Pew also breaks the sample down a number of ways, finding (unsurprisingly) that the highest participation rates come among Hispanics 65 and older (59.9 percent), college-educated Hispanics (70.8 percent), and, among the various ethnicities, among Cuban-Americans (67.2 percent). (Oddly, Central and South Americans still voted at higher rates than Puerto Ricans, the latter of whom are already voter-eligible once living in the continental U.S.)
The real news, though, may be simply how much the share of eligible Hispanic voters increased in those four years (from 19.5 to 23.3 million). Almost all of that growth (3.7 million, out of the 3.8 million increase) came from U.S.-born people turning 18, rather than through naturalizations. (David Jarman)

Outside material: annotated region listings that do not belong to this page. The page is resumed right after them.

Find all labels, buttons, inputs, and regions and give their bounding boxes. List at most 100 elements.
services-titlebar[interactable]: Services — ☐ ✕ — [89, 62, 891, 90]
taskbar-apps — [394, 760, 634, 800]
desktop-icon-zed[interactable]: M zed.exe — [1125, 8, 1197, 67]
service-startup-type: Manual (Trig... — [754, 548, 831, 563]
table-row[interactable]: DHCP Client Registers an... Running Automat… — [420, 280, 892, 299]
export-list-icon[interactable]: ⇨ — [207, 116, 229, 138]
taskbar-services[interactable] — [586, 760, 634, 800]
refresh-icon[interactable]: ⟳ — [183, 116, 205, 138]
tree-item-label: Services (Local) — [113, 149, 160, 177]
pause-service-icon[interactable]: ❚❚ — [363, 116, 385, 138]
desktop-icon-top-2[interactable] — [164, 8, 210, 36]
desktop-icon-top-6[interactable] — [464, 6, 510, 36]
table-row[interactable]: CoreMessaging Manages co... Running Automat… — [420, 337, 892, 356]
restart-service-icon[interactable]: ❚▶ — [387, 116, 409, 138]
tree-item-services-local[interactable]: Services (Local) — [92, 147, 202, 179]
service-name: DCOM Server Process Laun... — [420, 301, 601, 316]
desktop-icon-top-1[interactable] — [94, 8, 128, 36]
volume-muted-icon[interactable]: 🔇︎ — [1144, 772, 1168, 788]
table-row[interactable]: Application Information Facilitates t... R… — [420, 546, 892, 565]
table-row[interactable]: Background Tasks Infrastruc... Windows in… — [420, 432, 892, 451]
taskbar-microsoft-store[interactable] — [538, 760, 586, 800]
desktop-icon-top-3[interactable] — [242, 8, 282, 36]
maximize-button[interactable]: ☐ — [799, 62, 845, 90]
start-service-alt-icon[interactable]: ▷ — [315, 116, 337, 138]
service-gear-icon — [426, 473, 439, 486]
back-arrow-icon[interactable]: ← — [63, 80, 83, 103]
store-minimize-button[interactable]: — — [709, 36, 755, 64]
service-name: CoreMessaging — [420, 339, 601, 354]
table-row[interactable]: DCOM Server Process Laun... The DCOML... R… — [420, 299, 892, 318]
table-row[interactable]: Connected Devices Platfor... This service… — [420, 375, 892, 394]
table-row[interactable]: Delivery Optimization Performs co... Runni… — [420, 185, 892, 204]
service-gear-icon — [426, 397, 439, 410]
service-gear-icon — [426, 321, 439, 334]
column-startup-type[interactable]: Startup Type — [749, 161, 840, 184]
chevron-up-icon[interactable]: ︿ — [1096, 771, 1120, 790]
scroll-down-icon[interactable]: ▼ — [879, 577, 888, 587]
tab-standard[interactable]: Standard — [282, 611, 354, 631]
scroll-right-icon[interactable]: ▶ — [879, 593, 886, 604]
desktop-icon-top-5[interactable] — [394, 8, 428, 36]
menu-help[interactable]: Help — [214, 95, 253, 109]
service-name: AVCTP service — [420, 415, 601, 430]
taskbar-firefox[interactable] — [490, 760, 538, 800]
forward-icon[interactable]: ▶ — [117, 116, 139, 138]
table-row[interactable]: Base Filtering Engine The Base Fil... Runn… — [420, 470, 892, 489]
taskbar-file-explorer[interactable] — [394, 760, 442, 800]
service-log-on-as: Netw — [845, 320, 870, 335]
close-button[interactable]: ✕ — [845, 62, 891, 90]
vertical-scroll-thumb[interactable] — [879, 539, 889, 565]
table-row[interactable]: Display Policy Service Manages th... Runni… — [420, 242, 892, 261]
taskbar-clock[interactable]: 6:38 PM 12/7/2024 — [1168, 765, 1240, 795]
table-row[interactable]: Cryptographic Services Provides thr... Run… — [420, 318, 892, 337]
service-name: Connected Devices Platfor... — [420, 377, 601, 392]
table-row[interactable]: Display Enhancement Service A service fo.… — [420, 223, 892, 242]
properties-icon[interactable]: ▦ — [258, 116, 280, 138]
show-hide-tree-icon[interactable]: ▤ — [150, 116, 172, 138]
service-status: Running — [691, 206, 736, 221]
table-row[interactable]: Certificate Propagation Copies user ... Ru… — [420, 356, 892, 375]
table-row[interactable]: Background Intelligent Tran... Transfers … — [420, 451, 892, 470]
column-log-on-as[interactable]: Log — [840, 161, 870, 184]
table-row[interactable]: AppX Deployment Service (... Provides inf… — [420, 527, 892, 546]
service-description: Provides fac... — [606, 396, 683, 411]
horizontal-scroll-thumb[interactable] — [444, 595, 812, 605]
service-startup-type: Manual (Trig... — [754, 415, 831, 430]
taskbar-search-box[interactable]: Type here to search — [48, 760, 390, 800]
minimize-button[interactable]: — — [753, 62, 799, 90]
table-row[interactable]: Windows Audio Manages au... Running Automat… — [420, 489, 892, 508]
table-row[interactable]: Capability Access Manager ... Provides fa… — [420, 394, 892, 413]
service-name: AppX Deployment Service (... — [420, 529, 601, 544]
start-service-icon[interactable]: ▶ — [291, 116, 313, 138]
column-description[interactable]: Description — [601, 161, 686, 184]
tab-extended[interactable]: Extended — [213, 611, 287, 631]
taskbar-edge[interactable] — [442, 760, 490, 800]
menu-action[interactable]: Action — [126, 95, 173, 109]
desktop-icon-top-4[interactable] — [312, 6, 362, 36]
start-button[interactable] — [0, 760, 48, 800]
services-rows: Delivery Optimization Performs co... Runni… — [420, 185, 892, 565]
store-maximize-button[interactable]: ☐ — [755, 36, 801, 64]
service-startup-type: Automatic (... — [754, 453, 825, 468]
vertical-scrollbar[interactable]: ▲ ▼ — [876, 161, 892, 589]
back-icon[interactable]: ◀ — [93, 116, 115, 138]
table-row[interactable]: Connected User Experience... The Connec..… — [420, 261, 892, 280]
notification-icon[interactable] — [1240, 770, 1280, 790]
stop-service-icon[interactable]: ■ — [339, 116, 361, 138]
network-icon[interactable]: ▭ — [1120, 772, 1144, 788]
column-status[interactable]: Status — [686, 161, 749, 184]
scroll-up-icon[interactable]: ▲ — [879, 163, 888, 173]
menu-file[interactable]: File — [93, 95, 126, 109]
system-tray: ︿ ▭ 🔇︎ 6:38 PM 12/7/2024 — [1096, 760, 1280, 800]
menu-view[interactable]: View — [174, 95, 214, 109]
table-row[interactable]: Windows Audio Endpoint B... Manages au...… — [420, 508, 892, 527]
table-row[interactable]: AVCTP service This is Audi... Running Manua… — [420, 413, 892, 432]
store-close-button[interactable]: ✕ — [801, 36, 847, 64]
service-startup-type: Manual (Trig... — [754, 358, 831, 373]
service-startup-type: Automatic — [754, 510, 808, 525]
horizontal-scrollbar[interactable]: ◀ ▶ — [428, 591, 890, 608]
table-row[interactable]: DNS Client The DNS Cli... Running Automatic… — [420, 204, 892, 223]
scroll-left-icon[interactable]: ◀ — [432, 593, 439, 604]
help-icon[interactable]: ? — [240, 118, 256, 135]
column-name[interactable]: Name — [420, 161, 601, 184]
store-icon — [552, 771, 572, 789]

• Guns: Just as an aside, Mike Bloomberg isn't only targeting (questionable) Senate races in his efforts to get new gun safety regulations passed. His group, Mayors Against Illegal Guns, is also focusing on state legislatures around the country (with mixed success), according to a new report in the New York Times.
• Polltopia: Perhaps you've already seen this widely-touted long-form piece from BuzzFeed's McKay Coppins, on the open warfare that's erupted within a prominent Republican political advertising and consulting firm, Strategy Group for Media. SGM is an Ohio-based firm that has helped many of the GOP's most hard-right members win office in recent years, and Coppins paints a revealing picture of the strange confluence of fraternity house and prosperity-gospel mega-church in its workplace culture. Indeed, recent efforts by key underlings to stage an "intervention" for its cultish leader, Rex Elsass, turned into a purge of said underlings.
So it's worth a read just for the schadenfreude, but I'm filing it under "Polltopia" because, toward the end, pollster P.J. Wenzel (apparently of Wenzel Strategies, the Ohio-based internal pollster that produced mind-bogglingly bad results last year) appears in an unusual supporting role:
At one point during the intervention, P.J. Wenzel, the Strategy Group's voter contact consultant and an aspiring theologian, raised concerns about the way Elsass used God as a shield against internal criticism of his business decisions.... Wenzel, who had his Bible open for most of the meeting, flipped to a verse about blaspheming against the Holy Spirit.Wenzel is revealed as one of the firm insiders subsequently purged by Elsass, so it'll be interesting to see whether the flow of Wenzel polls propping up Tea Party Republicans dries up in this coming cycle. (David Jarman)
• WATN?: It's nice to see ex-Rep. Brad Miller land on his feet—and stay involved in the political arena. Miller, a great friend to the progressive netroots, chose to retire last year rather than face a bruising primary against fellow Rep. David Price, after Republican redistricters merged their two seats. Now, though, he's joining the Center for American Progress as a senior fellow for economic policy, which is right in his wheelhouse.